Draft legislation on the right to refuse foreign investors the exercise of buyback options

A bill providing for restrictions on foreign companies returning to the Russian market in terms of exercising buyback options was approved in the second parliamentary session. The BIRCH team has analyzed the potential changes and their impact on foreign companies’ return to the Russian market.

On 22 May 2025, the State Duma Committee on Property Issues approved for consideration a bill in the second parliamentary session providing for restrictions on the buyback option rights of foreign companies returning to the Russian market. If several conditions are simultaneously met, the current property owner has the right to unilaterally refuse to fulfill the obligations on allowing an ’unfriendly foreigner’ to repurchase the asset.

It also provides investors with the opportunity to demand compensation for such rejection of the exercise of the buyback option within 1 year after the refusal to accept, but even in this case the amount of compensation may be reduced or left unpaid under certain circumstances. The relevant agencies and state authorities may prohibit the exercise of concluded options as well if the company or group of persons to which it belongs has a significant impact on the socio-economic development of Russia.

The third reading of the bill has not yet been scheduled, but it is expected that the State Duma will consider it in June. We will monitor the status of the bill and provide updates on the criteria for the return of foreign companies to Russia.

Criteria and rules for denying the buyback option

The bill proposes to limit the ability of foreign companies that have sold their businesses in the Russian Federation to exercise the buyback option. The new owner has the right to deny foreign investors the option to buy back assets if the following conditions are met:

  1. Status. The foreign company and (or) a person affiliated with it are associated with ”unfriendly” states
  2. Period. The transaction for the sale of the business was completed in the period from 24 February 2022 to 1 March 2025
  3. Discount. The business was sold at a significant discount compared to the assessment of its market value, and the parties entered into an option to repurchase shares/interests in the Russian company on pre-agreed terms for a period of 3 years or more
  4. Term. At least 2 years have passed since the date of conclusion of the agreement on the alienation of shares/interests
  5. Good faith. The Russian company continues to duly fulfill its obligations to employees and creditors

Compensation

It is assumed that if the new owners deny the foreign investors the exercise of the buyback option, the foreign investors are entitled to demand compensation in connection with the termination of the relevant right within 1 year from the receipt of the refusal. However, the payment of compensation may be refused or its amount may be proportionately reduced if a foreign party or its affiliate has engaged in bad-faith actions toward the company (including evasion of shareholder/member rights and obligations, blocking decision-making processes, or otherwise obstructing the company's normal operations).

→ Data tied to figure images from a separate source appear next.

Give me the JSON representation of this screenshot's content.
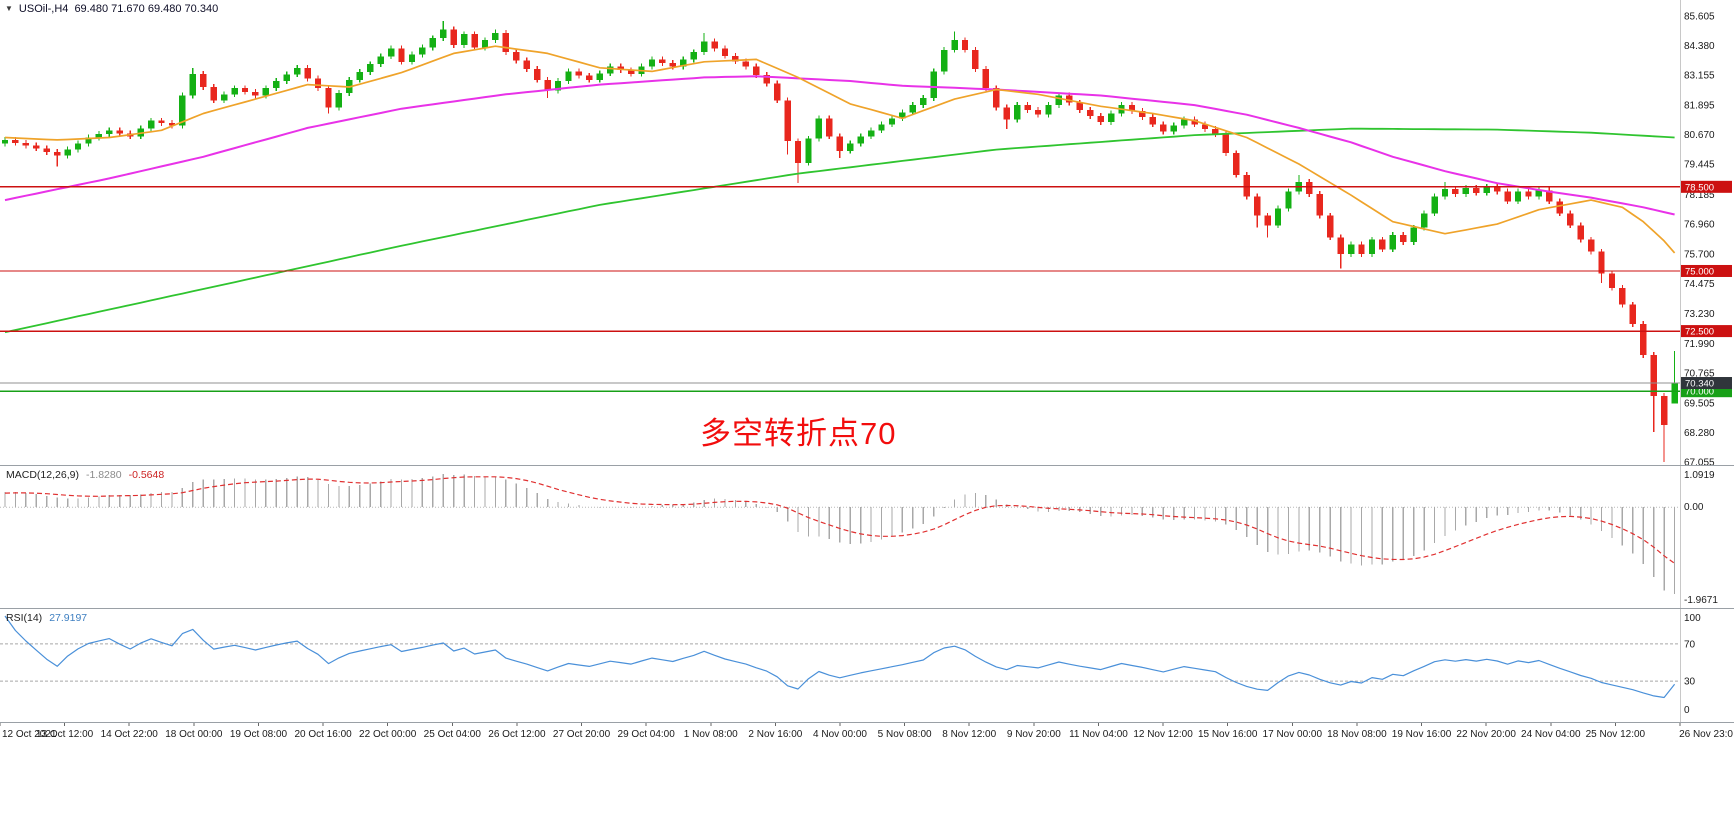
{
  "header": {
    "symbol": "USOil-,H4",
    "ohlc": "69.480 71.670 69.480 70.340"
  },
  "annotation": {
    "text": "多空转折点70",
    "color": "#f20d0d"
  },
  "chart_data": {
    "type": "candlestick",
    "title": "USOil-,H4",
    "grid": false,
    "y_axis": {
      "min": 67.055,
      "max": 85.605,
      "labels": [
        "85.605",
        "84.380",
        "83.155",
        "81.895",
        "80.670",
        "79.445",
        "78.185",
        "76.960",
        "75.700",
        "74.475",
        "73.230",
        "71.990",
        "70.765",
        "69.505",
        "68.280",
        "67.055"
      ]
    },
    "x_axis": {
      "labels": [
        "12 Oct 2021",
        "13 Oct 12:00",
        "14 Oct 22:00",
        "18 Oct 00:00",
        "19 Oct 08:00",
        "20 Oct 16:00",
        "22 Oct 00:00",
        "25 Oct 04:00",
        "26 Oct 12:00",
        "27 Oct 20:00",
        "29 Oct 04:00",
        "1 Nov 08:00",
        "2 Nov 16:00",
        "4 Nov 00:00",
        "5 Nov 08:00",
        "8 Nov 12:00",
        "9 Nov 20:00",
        "11 Nov 04:00",
        "12 Nov 12:00",
        "15 Nov 16:00",
        "17 Nov 00:00",
        "18 Nov 08:00",
        "19 Nov 16:00",
        "22 Nov 20:00",
        "24 Nov 04:00",
        "25 Nov 12:00",
        "26 Nov 23:0"
      ]
    },
    "colors": {
      "bull": "#14b014",
      "bear": "#e8271e",
      "axis_text": "#1a1a1a"
    },
    "current_price": {
      "value": 70.34,
      "label": "70.340"
    },
    "levels": [
      {
        "price": 78.5,
        "label": "78.500",
        "color": "#cc1111",
        "tag_bg": "#cc1111",
        "tag": true,
        "width": 1.4
      },
      {
        "price": 75.0,
        "label": "75.000",
        "color": "#cc1111",
        "tag_bg": "#cc1111",
        "tag": true,
        "width": 1.4
      },
      {
        "price": 72.5,
        "label": "72.500",
        "color": "#cc1111",
        "tag_bg": "#cc1111",
        "tag": true,
        "width": 1.4
      },
      {
        "price": 70.0,
        "label": "70.000",
        "color": "#18a018",
        "tag_bg": "#18a018",
        "tag": true,
        "width": 1.6
      },
      {
        "price": 70.34,
        "label": "70.340",
        "color": "#909090",
        "tag_bg": "#30353b",
        "tag": true,
        "width": 1.0
      }
    ],
    "moving_averages": [
      {
        "name": "ma-slow-green",
        "color": "#2fc42f",
        "width": 1.8,
        "points": [
          [
            0,
            72.45
          ],
          [
            19,
            74.25
          ],
          [
            38,
            76.05
          ],
          [
            57,
            77.75
          ],
          [
            76,
            79.05
          ],
          [
            95,
            80.05
          ],
          [
            114,
            80.65
          ],
          [
            129,
            80.92
          ],
          [
            143,
            80.88
          ],
          [
            152,
            80.75
          ],
          [
            160,
            80.55
          ]
        ]
      },
      {
        "name": "ma-mid-magenta",
        "color": "#e832e8",
        "width": 2.0,
        "points": [
          [
            0,
            77.95
          ],
          [
            10,
            78.85
          ],
          [
            19,
            79.75
          ],
          [
            29,
            80.95
          ],
          [
            38,
            81.75
          ],
          [
            48,
            82.35
          ],
          [
            57,
            82.75
          ],
          [
            67,
            83.05
          ],
          [
            72,
            83.1
          ],
          [
            81,
            82.9
          ],
          [
            86,
            82.7
          ],
          [
            95,
            82.55
          ],
          [
            105,
            82.3
          ],
          [
            114,
            81.9
          ],
          [
            119,
            81.5
          ],
          [
            124,
            80.95
          ],
          [
            129,
            80.35
          ],
          [
            133,
            79.75
          ],
          [
            138,
            79.15
          ],
          [
            143,
            78.65
          ],
          [
            148,
            78.3
          ],
          [
            152,
            78.05
          ],
          [
            157,
            77.65
          ],
          [
            160,
            77.35
          ]
        ]
      },
      {
        "name": "ma-fast-orange",
        "color": "#efa32a",
        "width": 1.7,
        "points": [
          [
            0,
            80.55
          ],
          [
            5,
            80.45
          ],
          [
            10,
            80.55
          ],
          [
            15,
            80.85
          ],
          [
            19,
            81.55
          ],
          [
            24,
            82.15
          ],
          [
            29,
            82.75
          ],
          [
            33,
            82.65
          ],
          [
            38,
            83.25
          ],
          [
            43,
            84.05
          ],
          [
            47,
            84.35
          ],
          [
            52,
            84.05
          ],
          [
            57,
            83.45
          ],
          [
            62,
            83.3
          ],
          [
            67,
            83.7
          ],
          [
            72,
            83.8
          ],
          [
            76,
            83.05
          ],
          [
            81,
            81.95
          ],
          [
            86,
            81.35
          ],
          [
            91,
            82.15
          ],
          [
            95,
            82.55
          ],
          [
            99,
            82.35
          ],
          [
            105,
            81.85
          ],
          [
            110,
            81.55
          ],
          [
            114,
            81.25
          ],
          [
            119,
            80.55
          ],
          [
            124,
            79.45
          ],
          [
            129,
            78.15
          ],
          [
            133,
            77.05
          ],
          [
            138,
            76.55
          ],
          [
            143,
            76.95
          ],
          [
            147,
            77.55
          ],
          [
            152,
            77.95
          ],
          [
            155,
            77.65
          ],
          [
            157,
            77.05
          ],
          [
            159,
            76.25
          ],
          [
            160,
            75.75
          ]
        ]
      }
    ],
    "candles": [
      [
        80.3,
        80.57,
        80.18,
        80.45
      ],
      [
        80.45,
        80.57,
        80.21,
        80.33
      ],
      [
        80.33,
        80.45,
        80.1,
        80.22
      ],
      [
        80.22,
        80.34,
        79.98,
        80.1
      ],
      [
        80.1,
        80.22,
        79.83,
        79.95
      ],
      [
        79.95,
        80.07,
        79.35,
        79.8
      ],
      [
        79.8,
        80.17,
        79.68,
        80.05
      ],
      [
        80.05,
        80.42,
        79.93,
        80.3
      ],
      [
        80.3,
        80.67,
        80.18,
        80.55
      ],
      [
        80.55,
        80.82,
        80.43,
        80.7
      ],
      [
        80.7,
        80.97,
        80.58,
        80.85
      ],
      [
        80.85,
        80.97,
        80.6,
        80.72
      ],
      [
        80.72,
        80.84,
        80.48,
        80.6
      ],
      [
        80.6,
        81.05,
        80.48,
        80.93
      ],
      [
        80.93,
        81.37,
        80.81,
        81.25
      ],
      [
        81.25,
        81.37,
        81.03,
        81.15
      ],
      [
        81.15,
        81.27,
        80.93,
        81.05
      ],
      [
        81.05,
        82.42,
        80.93,
        82.3
      ],
      [
        82.3,
        83.45,
        82.18,
        83.2
      ],
      [
        83.2,
        83.32,
        82.53,
        82.65
      ],
      [
        82.65,
        82.77,
        81.98,
        82.1
      ],
      [
        82.1,
        82.47,
        81.98,
        82.35
      ],
      [
        82.35,
        82.72,
        82.23,
        82.6
      ],
      [
        82.6,
        82.72,
        82.33,
        82.45
      ],
      [
        82.45,
        82.57,
        82.18,
        82.3
      ],
      [
        82.3,
        82.72,
        82.18,
        82.6
      ],
      [
        82.6,
        83.02,
        82.48,
        82.9
      ],
      [
        82.9,
        83.3,
        82.78,
        83.18
      ],
      [
        83.18,
        83.57,
        83.06,
        83.45
      ],
      [
        83.45,
        83.57,
        82.88,
        83.0
      ],
      [
        83.0,
        83.12,
        82.48,
        82.6
      ],
      [
        82.6,
        82.72,
        81.55,
        81.8
      ],
      [
        81.8,
        82.52,
        81.68,
        82.4
      ],
      [
        82.4,
        83.07,
        82.28,
        82.95
      ],
      [
        82.95,
        83.4,
        82.83,
        83.28
      ],
      [
        83.28,
        83.72,
        83.16,
        83.6
      ],
      [
        83.6,
        84.05,
        83.48,
        83.93
      ],
      [
        83.93,
        84.37,
        83.81,
        84.25
      ],
      [
        84.25,
        84.37,
        83.58,
        83.7
      ],
      [
        83.7,
        84.12,
        83.58,
        84.0
      ],
      [
        84.0,
        84.42,
        83.88,
        84.3
      ],
      [
        84.3,
        84.8,
        84.18,
        84.68
      ],
      [
        84.68,
        85.4,
        84.56,
        85.05
      ],
      [
        85.05,
        85.17,
        84.28,
        84.4
      ],
      [
        84.4,
        84.97,
        84.28,
        84.85
      ],
      [
        84.85,
        84.97,
        84.18,
        84.3
      ],
      [
        84.3,
        84.72,
        84.18,
        84.6
      ],
      [
        84.6,
        85.05,
        84.48,
        84.9
      ],
      [
        84.9,
        85.02,
        83.98,
        84.1
      ],
      [
        84.1,
        84.22,
        83.63,
        83.75
      ],
      [
        83.75,
        83.87,
        83.28,
        83.4
      ],
      [
        83.4,
        83.52,
        82.83,
        82.95
      ],
      [
        82.95,
        83.07,
        82.2,
        82.5
      ],
      [
        82.5,
        83.02,
        82.38,
        82.9
      ],
      [
        82.9,
        83.42,
        82.78,
        83.3
      ],
      [
        83.3,
        83.42,
        83.0,
        83.12
      ],
      [
        83.12,
        83.24,
        82.83,
        82.95
      ],
      [
        82.95,
        83.34,
        82.83,
        83.22
      ],
      [
        83.22,
        83.62,
        83.1,
        83.5
      ],
      [
        83.5,
        83.62,
        83.23,
        83.35
      ],
      [
        83.35,
        83.47,
        83.08,
        83.2
      ],
      [
        83.2,
        83.62,
        83.08,
        83.5
      ],
      [
        83.5,
        83.92,
        83.38,
        83.8
      ],
      [
        83.8,
        83.92,
        83.53,
        83.65
      ],
      [
        83.65,
        83.77,
        83.38,
        83.5
      ],
      [
        83.5,
        83.92,
        83.38,
        83.8
      ],
      [
        83.8,
        84.22,
        83.68,
        84.1
      ],
      [
        84.1,
        84.9,
        83.98,
        84.55
      ],
      [
        84.55,
        84.67,
        84.13,
        84.25
      ],
      [
        84.25,
        84.37,
        83.83,
        83.95
      ],
      [
        83.95,
        84.07,
        83.6,
        83.72
      ],
      [
        83.72,
        83.84,
        83.38,
        83.5
      ],
      [
        83.5,
        83.62,
        83.03,
        83.15
      ],
      [
        83.15,
        83.27,
        82.68,
        82.8
      ],
      [
        82.8,
        82.92,
        81.98,
        82.1
      ],
      [
        82.1,
        82.22,
        79.85,
        80.4
      ],
      [
        80.4,
        80.52,
        78.66,
        79.5
      ],
      [
        79.5,
        80.62,
        79.38,
        80.5
      ],
      [
        80.5,
        81.47,
        80.38,
        81.35
      ],
      [
        81.35,
        81.47,
        80.48,
        80.6
      ],
      [
        80.6,
        80.72,
        79.7,
        80.0
      ],
      [
        80.0,
        80.42,
        79.88,
        80.3
      ],
      [
        80.3,
        80.72,
        80.18,
        80.6
      ],
      [
        80.6,
        80.97,
        80.48,
        80.85
      ],
      [
        80.85,
        81.22,
        80.73,
        81.1
      ],
      [
        81.1,
        81.47,
        80.98,
        81.35
      ],
      [
        81.35,
        81.72,
        81.23,
        81.6
      ],
      [
        81.6,
        82.02,
        81.48,
        81.9
      ],
      [
        81.9,
        82.32,
        81.78,
        82.2
      ],
      [
        82.2,
        83.42,
        82.08,
        83.3
      ],
      [
        83.3,
        84.32,
        83.18,
        84.2
      ],
      [
        84.2,
        84.97,
        84.08,
        84.6
      ],
      [
        84.6,
        84.72,
        84.08,
        84.2
      ],
      [
        84.2,
        84.32,
        83.28,
        83.4
      ],
      [
        83.4,
        83.52,
        82.48,
        82.6
      ],
      [
        82.6,
        82.72,
        81.68,
        81.8
      ],
      [
        81.8,
        81.92,
        80.9,
        81.3
      ],
      [
        81.3,
        82.02,
        81.18,
        81.9
      ],
      [
        81.9,
        82.02,
        81.58,
        81.7
      ],
      [
        81.7,
        81.82,
        81.38,
        81.5
      ],
      [
        81.5,
        82.02,
        81.38,
        81.9
      ],
      [
        81.9,
        82.42,
        81.78,
        82.3
      ],
      [
        82.3,
        82.42,
        81.88,
        82.0
      ],
      [
        82.0,
        82.12,
        81.58,
        81.7
      ],
      [
        81.7,
        81.82,
        81.33,
        81.45
      ],
      [
        81.45,
        81.57,
        81.08,
        81.2
      ],
      [
        81.2,
        81.67,
        81.08,
        81.55
      ],
      [
        81.55,
        82.02,
        81.43,
        81.9
      ],
      [
        81.9,
        82.02,
        81.53,
        81.65
      ],
      [
        81.65,
        81.77,
        81.28,
        81.4
      ],
      [
        81.4,
        81.52,
        80.98,
        81.1
      ],
      [
        81.1,
        81.22,
        80.68,
        80.8
      ],
      [
        80.8,
        81.17,
        80.68,
        81.05
      ],
      [
        81.05,
        81.42,
        80.93,
        81.3
      ],
      [
        81.3,
        81.42,
        80.98,
        81.1
      ],
      [
        81.1,
        81.22,
        80.78,
        80.9
      ],
      [
        80.9,
        81.02,
        80.58,
        80.7
      ],
      [
        80.7,
        80.82,
        79.78,
        79.9
      ],
      [
        79.9,
        80.02,
        78.88,
        79.0
      ],
      [
        79.0,
        79.12,
        77.98,
        78.1
      ],
      [
        78.1,
        78.22,
        76.8,
        77.3
      ],
      [
        77.3,
        77.42,
        76.4,
        76.9
      ],
      [
        76.9,
        77.72,
        76.78,
        77.6
      ],
      [
        77.6,
        78.42,
        77.48,
        78.3
      ],
      [
        78.3,
        79.0,
        78.18,
        78.7
      ],
      [
        78.7,
        78.82,
        78.08,
        78.2
      ],
      [
        78.2,
        78.32,
        77.18,
        77.3
      ],
      [
        77.3,
        77.42,
        76.28,
        76.4
      ],
      [
        76.4,
        76.52,
        75.1,
        75.7
      ],
      [
        75.7,
        76.22,
        75.58,
        76.1
      ],
      [
        76.1,
        76.22,
        75.58,
        75.7
      ],
      [
        75.7,
        76.42,
        75.58,
        76.3
      ],
      [
        76.3,
        76.42,
        75.78,
        75.9
      ],
      [
        75.9,
        76.62,
        75.78,
        76.5
      ],
      [
        76.5,
        76.62,
        76.08,
        76.2
      ],
      [
        76.2,
        76.92,
        76.08,
        76.8
      ],
      [
        76.8,
        77.52,
        76.68,
        77.4
      ],
      [
        77.4,
        78.22,
        77.28,
        78.1
      ],
      [
        78.1,
        78.7,
        77.98,
        78.4
      ],
      [
        78.4,
        78.52,
        78.08,
        78.2
      ],
      [
        78.2,
        78.57,
        78.08,
        78.45
      ],
      [
        78.45,
        78.57,
        78.13,
        78.25
      ],
      [
        78.25,
        78.62,
        78.13,
        78.5
      ],
      [
        78.5,
        78.62,
        78.18,
        78.3
      ],
      [
        78.3,
        78.42,
        77.78,
        77.9
      ],
      [
        77.9,
        78.42,
        77.78,
        78.3
      ],
      [
        78.3,
        78.42,
        77.98,
        78.1
      ],
      [
        78.1,
        78.47,
        77.98,
        78.35
      ],
      [
        78.35,
        78.47,
        77.78,
        77.9
      ],
      [
        77.9,
        78.02,
        77.28,
        77.4
      ],
      [
        77.4,
        77.52,
        76.78,
        76.9
      ],
      [
        76.9,
        77.02,
        76.18,
        76.3
      ],
      [
        76.3,
        76.42,
        75.68,
        75.8
      ],
      [
        75.8,
        75.92,
        74.5,
        74.9
      ],
      [
        74.9,
        75.02,
        74.18,
        74.3
      ],
      [
        74.3,
        74.42,
        73.48,
        73.6
      ],
      [
        73.6,
        73.72,
        72.68,
        72.8
      ],
      [
        72.8,
        72.92,
        71.38,
        71.5
      ],
      [
        71.5,
        71.62,
        68.3,
        69.8
      ],
      [
        69.8,
        69.92,
        67.06,
        68.6
      ],
      [
        69.48,
        71.67,
        69.48,
        70.34
      ]
    ],
    "indicators": {
      "macd": {
        "label": "MACD(12,26,9)",
        "main_value": "-1.8280",
        "signal_value": "-0.5648",
        "fast": 12,
        "slow": 26,
        "signal": 9,
        "axis_labels": [
          "1.0919",
          "0.00",
          "-1.9671"
        ],
        "hist_color": "#a8a8a8",
        "signal_color": "#e03030"
      },
      "rsi": {
        "label": "RSI(14)",
        "value": "27.9197",
        "period": 14,
        "axis_labels": [
          "100",
          "70",
          "30",
          "0"
        ],
        "levels": [
          70,
          30
        ],
        "color": "#4a90d9"
      }
    }
  }
}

Ban from state authorities

A direct ban on buyback may also be established by state authorities in the event that a Russian company or the group of persons to which it belongs has a significant impact on the socio-economic development of the Russian Federation provided that the above conditions are met. In the context of countersanctions regulations, the authority implementing the provisions of the bill would be the relevant agency, i.e., the ministry that assisted with obtaining the approval from the subcommittee of the Government Commission for the initial transaction on the exit of the foreigner from the asset.

Repercussions for foreign companies returning to Russia

The provisions of the bill are still at the stage of discussion and preliminary consideration by parliamentarians, but a number of these initiatives raise several theoretical and practical questions.

Private vs. Public: a balance of interests?

The restrictions are aimed, first and foremost, at protecting the interests of the current owners and managers of the assets of the departed foreign companies. On the other hand, the intervention of the public element in private relations creates a potential conflict as well as grounds for dispute, especially given the subjective character of a number of criteria present in the current version of the bill. The principle of freedom of contract protects the parties to the option from changing the key provisions of the agreement, but it is not clear today whether the legislator’s requirements will be interpreted as being implemented in the interests of public policy of the Russian Federation with the corresponding consequences for the concluded buyback option.

Compensation: rules for calculation

Despite granting the right to receive compensation to foreigners, the bill does not outline the procedure for calculating it. If the amount of compensation is determined on the basis of the nominal value specified in the option, then this ratio may be unfair. Unlike establishing the transaction price or the option price based on the freedom of contract, such a procedure will presumably infringe on the rights of the participants in commerce in this case. The market valuation of the business calls into question the commercial agreements of the parties at the time of the option’s conclusion. Given the possibility of having the amount of compensation reduced, the risks of disputes over determining a fair amount of compensation are prevalent.

Compensation: grounds for paying

The provisions of the bill formally contradict the compensation mechanism provided for by Russian law. Thus, according to Article 235 of the Civil Code of the Russian Federation, compensation is provided only in the event of seizure of property from its owner. The actual owners of the businesses today are Russian legal entities and individuals, whereas the “unfriendly” foreigners are not the owners of the sold assets. Thus, such compensation has the nature of a “payment for an unrealized option”, the demand for which a foreign person can address to the current owner of the asset. In this case, in the event of a refusal to provide compensation, such a right will need to be defended in a Russian court.